On my drive home on Friday I had called a bored Sasha and finally put up the courage to address the guilt I feel about what I put her through. She’s amazing or maybe a nutcase. But anyway she assured me she was the one to blame, she should have taken the headaches seriously and not just brushed it of like it was nothing.

She had also said she had something to confess, like it was a bad thing. However she just pondered about if she had overstayed her welcome at my place. Since mom had accused her for living with me. Oh‘boy did she get surprised when I informed her that dad had paid half the rent for her for several months, and that he did so happily because the food budget at home had decreased severely after she had moved out and paid for her own food.
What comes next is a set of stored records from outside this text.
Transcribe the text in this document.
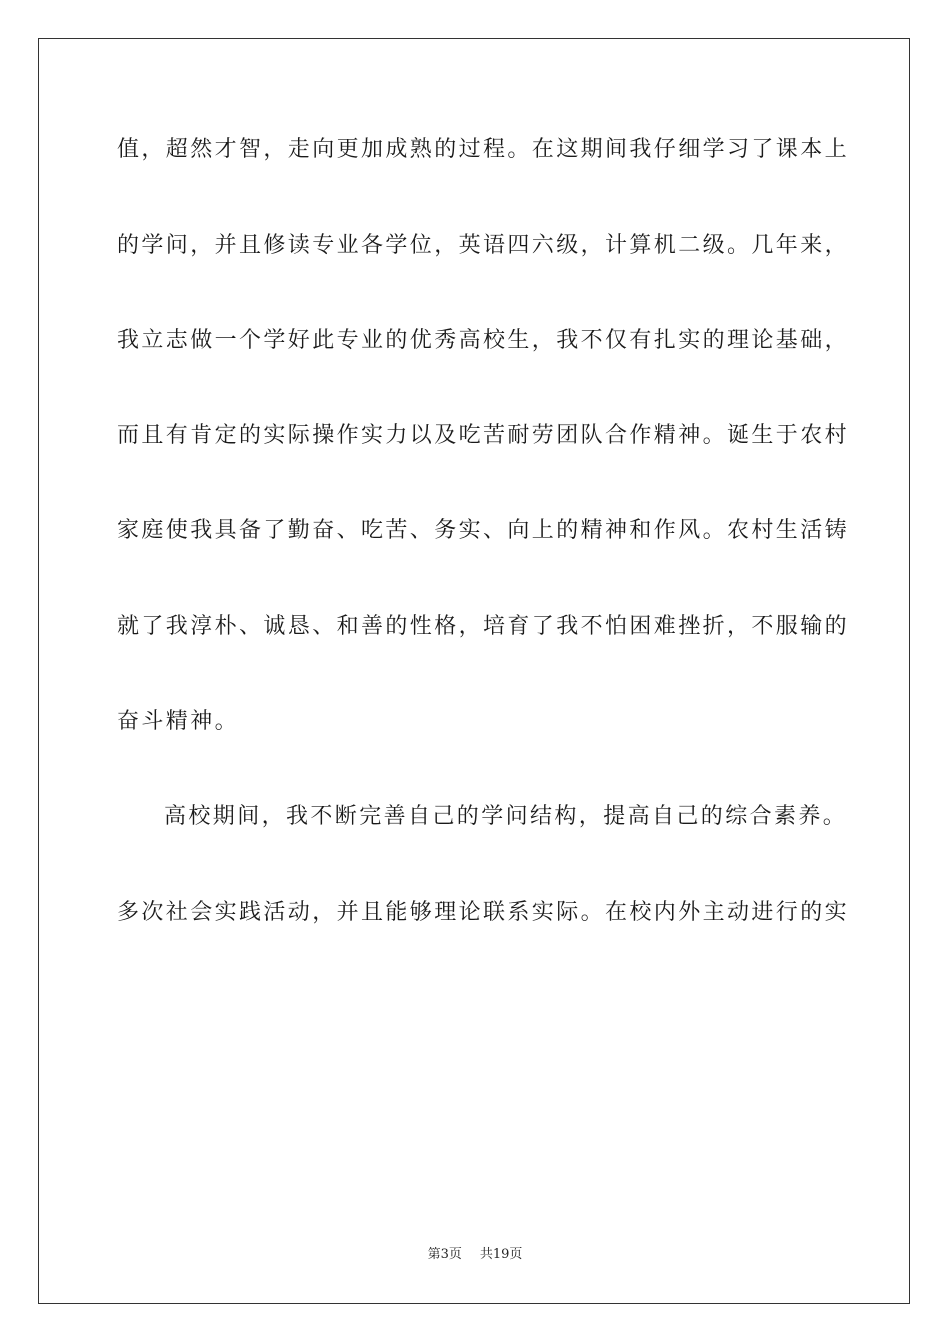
值，超然才智，走向更加成熟的过程。在这期间我仔细学习了课本上
的学问，并且修读专业各学位，英语四六级，计算机二级。几年来，
我立志做一个学好此专业的优秀高校生，我不仅有扎实的理论基础，
而且有肯定的实际操作实力以及吃苦耐劳团队合作精神。诞生于农村
家庭使我具备了勤奋、吃苦、务实、向上的精神和作风。农村生活铸
就了我淳朴、诚恳、和善的性格，培育了我不怕困难挫折，不服输的
奋斗精神。
高校期间，我不断完善自己的学问结构，提高自己的综合素养。
多次社会实践活动，并且能够理论联系实际。在校内外主动进行的实
第3页 共19页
I was a bit taken back at the fact she didn’t know. But I had to reassure her that I loved to have her as my roomy. And that I didn’t really want to live alone and as my savior, she was the one I wanted to live with. She had pointed out that it was I that had been her savior and not the other way around.

Oh, little did she know. I had let my thoughts wander after that phone call. That was never a good thing, but alone in my car I could do nothing about it. I had to confess to myself that she had really been my savior. She is the sister I had always wanted to have when I was a little boy. She had only been in my life for five years now. But I can’t see my life without her in it. She had so naturally become a part of my family when dad and mom brought her home from the hospital. She was Edwards’s patient and he talked about her with admiration and respect during one of mom and dads Sunday dinners. He wanted to take her in him self, but as his son Eddy junior was fighting a loosing battle against cancer he and his wife Sara didn’t have time to take care of this girl with no memory of the past. I remember I thought it was strange that mom and dad the next day went to visit her in the hospital, a stranger that we had no connections to.

Some weeks later she moved in. I was furious when they told me they had decided to take her in. But the day she came to live with us that all changed.

 I remember it like it was yesterday; she didn’t look a day over 14, skinny and fragile. Short blond hair, that almost covered the red scar running down in the back of her skull. But when she smiled her shy smile and her blue eyes shone with laughter, she would light up the world. She brought out the protective big brother in me straight away, with her fragile state and uncertainty of how the simple everyday things in life worked. She came into my life as Eddy past away. The loss of Eddy still painted me, but the feeling of really being needed and have some to sheer the grief with even if it was not the same grief it had pulled me out of a depressing spiral. She had been mourning the loss of her unknown past and trying to find her way back to life. I had been morning the unfair loss of my friend. So in my mind she was my savior, because she pulled me out of my misery and showed me a purpose of living on. Because I got a little sister to take care of. The rest of the drive home I had battled with the memory of Eddy, it was bittersweet.

Yesterday I had buried myself in work and pushed the thoughts’ of Eddy and the past as faraway as possible.

I’m still in bed, just chilling. It’s so good its Sunday, no work today and I’ll go home to mom to get a home cooked meal. Wonder what she is making for us today? I have a craving for her famous lasagna. Maybe send her a message and ask if she can make it, nah it’s probably to late in the day already. Maybe I should check the time. Oh, why bother I want to sleep some more, this bed is so comfy.